With the introduction of Pd(OAc)2, the pre-existing PPh3 becomes a ligand for Pd(II), reducing it to Pd(0). The active Pd(0) oxidatively inserts into the aryl iodide of the Michael adduct 6, generating the arylpalladium(II) complex 15, which undergoes carbopalladation in a 5-exo-trig manner to form 16. After rotation around the C–C single bond, 17 undergoes stereospecific syn β-hydride elimination to generate the alkylidene phthalan 7a and the palladium(II) halide 18, which, after reductive elimination of HI, regenerates the active Pd(0) species.
Applying the concept of Michael–Heck sequential-catalysis, we realized brief syntheses (Scheme 4) of isoochracinol (1), isoochracinic acid (2), and 3-deoxyisoochracinic acid (3).12,13 Starting from the alkylidene phthalan 9e, global debenzylation and hydrogenation of the olefin generated the natural fungal metabolite 3-deoxyisoochracinic acid (3) in quantitative yield. Furthermore, benzylic oxidation19 of 3-deoxyisoochracinic acid (3) with CrO3 and AcOH afforded isoochracinic acid (2). BH3·THF-mediated chemoselective reduction of the carboxylic acid moiety of isoochracinic acid (2) delivered isoochracinol (1).
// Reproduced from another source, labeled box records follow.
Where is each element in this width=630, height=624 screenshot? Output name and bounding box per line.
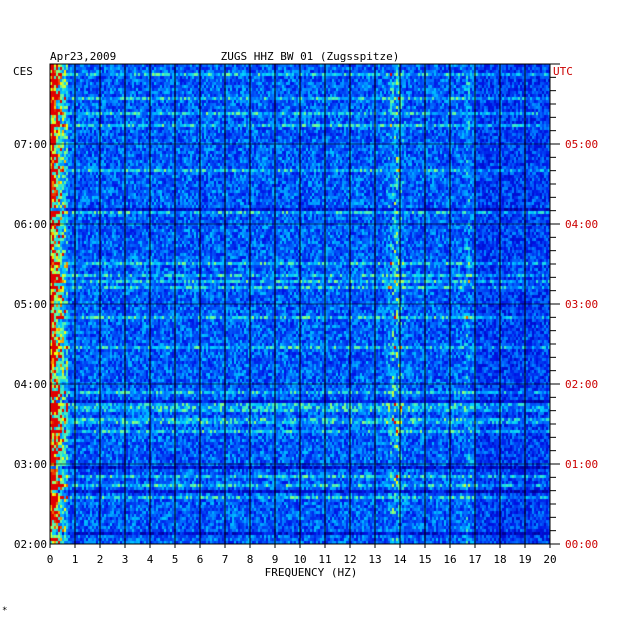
x-tick-label: 16 bbox=[443, 553, 456, 566]
x-tick-label: 17 bbox=[468, 553, 481, 566]
x-tick-label: 14 bbox=[393, 553, 407, 566]
x-tick-label: 12 bbox=[343, 553, 356, 566]
chart-title: ZUGS HHZ BW 01 (Zugsspitze) bbox=[221, 50, 400, 63]
x-tick-label: 11 bbox=[318, 553, 331, 566]
left-time-axis: 07:00 06:00 05:00 04:00 03:00 02:00 bbox=[14, 138, 47, 551]
x-tick-label: 5 bbox=[172, 553, 179, 566]
x-tick-label: 3 bbox=[122, 553, 129, 566]
left-time-tick-label: 07:00 bbox=[14, 138, 47, 151]
x-tick-label: 10 bbox=[293, 553, 306, 566]
left-time-tick-label: 03:00 bbox=[14, 458, 47, 471]
left-time-tick-label: 04:00 bbox=[14, 378, 47, 391]
x-tick-label: 13 bbox=[368, 553, 381, 566]
left-time-tick-label: 06:00 bbox=[14, 218, 47, 231]
x-tick-label: 0 bbox=[47, 553, 54, 566]
footnote-mark: * bbox=[2, 606, 7, 616]
left-time-tick-label: 02:00 bbox=[14, 538, 47, 551]
x-tick-label: 7 bbox=[222, 553, 229, 566]
right-time-tick-label: 01:00 bbox=[565, 458, 598, 471]
right-time-tick-label: 02:00 bbox=[565, 378, 598, 391]
x-axis-title: FREQUENCY (HZ) bbox=[265, 566, 358, 579]
left-timezone-label: CES bbox=[13, 65, 33, 78]
x-tick-label: 9 bbox=[272, 553, 279, 566]
x-tick-label: 19 bbox=[518, 553, 531, 566]
x-axis-ticks: 0 1 2 3 4 5 6 7 8 9 10 11 12 13 14 15 16 17 18 19 20 bbox=[47, 544, 557, 566]
right-time-tick-label: 03:00 bbox=[565, 298, 598, 311]
x-tick-label: 20 bbox=[543, 553, 556, 566]
right-time-tick-label: 04:00 bbox=[565, 218, 598, 231]
right-time-tick-label: 00:00 bbox=[565, 538, 598, 551]
right-time-tick-label: 05:00 bbox=[565, 138, 598, 151]
x-tick-label: 1 bbox=[72, 553, 79, 566]
x-tick-label: 6 bbox=[197, 553, 204, 566]
x-tick-label: 4 bbox=[147, 553, 154, 566]
x-tick-label: 2 bbox=[97, 553, 104, 566]
chart-date: Apr23,2009 bbox=[50, 50, 116, 63]
plot-grid bbox=[49, 63, 551, 545]
right-timezone-label: UTC bbox=[553, 65, 573, 78]
left-time-tick-label: 05:00 bbox=[14, 298, 47, 311]
x-tick-label: 15 bbox=[418, 553, 431, 566]
x-tick-label: 18 bbox=[493, 553, 506, 566]
x-tick-label: 8 bbox=[247, 553, 254, 566]
right-time-axis: 05:00 04:00 03:00 02:00 01:00 00:00 bbox=[550, 63, 598, 551]
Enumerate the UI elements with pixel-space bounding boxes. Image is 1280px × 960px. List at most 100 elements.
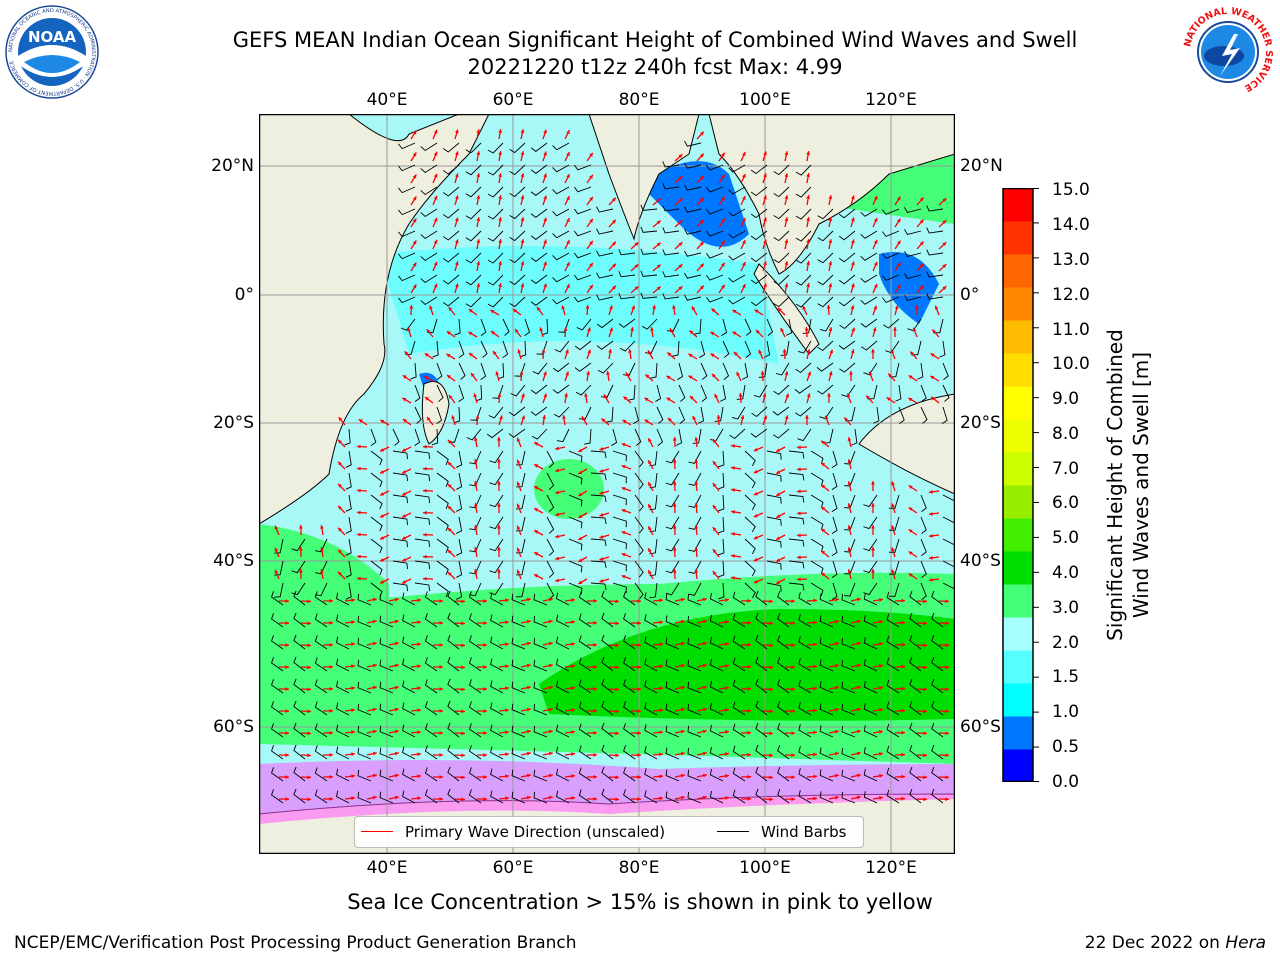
wind-barb <box>662 227 680 234</box>
wave-direction-arrowhead <box>372 707 377 712</box>
wind-barb <box>882 230 900 237</box>
wave-direction-arrowhead <box>585 305 590 309</box>
wind-barb <box>732 591 746 606</box>
wind-barb <box>530 164 548 174</box>
wind-barb <box>578 767 592 782</box>
wind-barb <box>357 659 372 672</box>
wind-barb <box>424 591 438 606</box>
wind-barb <box>314 767 328 782</box>
wave-direction-arrowhead <box>647 350 652 355</box>
wind-barb <box>644 340 658 355</box>
wind-barb <box>590 450 607 459</box>
wind-barb <box>578 591 592 606</box>
wind-barb <box>831 450 838 468</box>
wind-barb <box>705 296 724 303</box>
wave-direction-arrowhead <box>945 621 949 626</box>
wave-direction-arrowhead <box>731 576 735 580</box>
wind-barb <box>744 318 752 336</box>
wave-direction-arrowhead <box>785 393 790 398</box>
wind-barb <box>578 657 592 672</box>
wind-barb <box>392 516 409 526</box>
wave-direction-arrowhead <box>835 685 839 690</box>
wave-direction-arrowhead <box>813 620 817 625</box>
wave-direction-arrowhead <box>791 775 795 780</box>
wave-direction-arrowhead <box>712 505 717 510</box>
wind-barb <box>536 340 548 355</box>
wave-direction-arrowhead <box>702 663 707 668</box>
wave-direction-arrowhead <box>599 491 604 495</box>
wind-barb <box>886 591 900 606</box>
wind-barb <box>773 384 790 396</box>
wave-direction-arrowhead <box>856 663 861 668</box>
wave-direction-arrowhead <box>417 664 421 669</box>
wind-barb <box>555 592 570 606</box>
wave-direction-arrowhead <box>791 709 795 714</box>
wave-direction-arrowhead <box>873 283 878 288</box>
wave-direction-arrowhead <box>609 327 613 332</box>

In conclusion, we have developed Michael–Heck sequential-catalysis into an efficient and facile route toward highly functionalized (Z)-alkylidene phthalans from readily accessible o-iodobenzyl alcohols and electron-deficient acetylenes. The Michael–Heck technology provided the alkylidene phthalan intermediate 9e, which allowed rapid and efficient syntheses of the natural fungal metabolites isoochracinol (1), isoochracinic acid (2), and 3-deoxyisoochracinic acid (3). This method provides an economical (time, materials, cost) gateway to functionalized (Z)-alkylidene phthalans that are amenable to the synthesis of more-complex systems, including natural products.
This study was supported by the NIH (R01GM071779 and P41GM081282).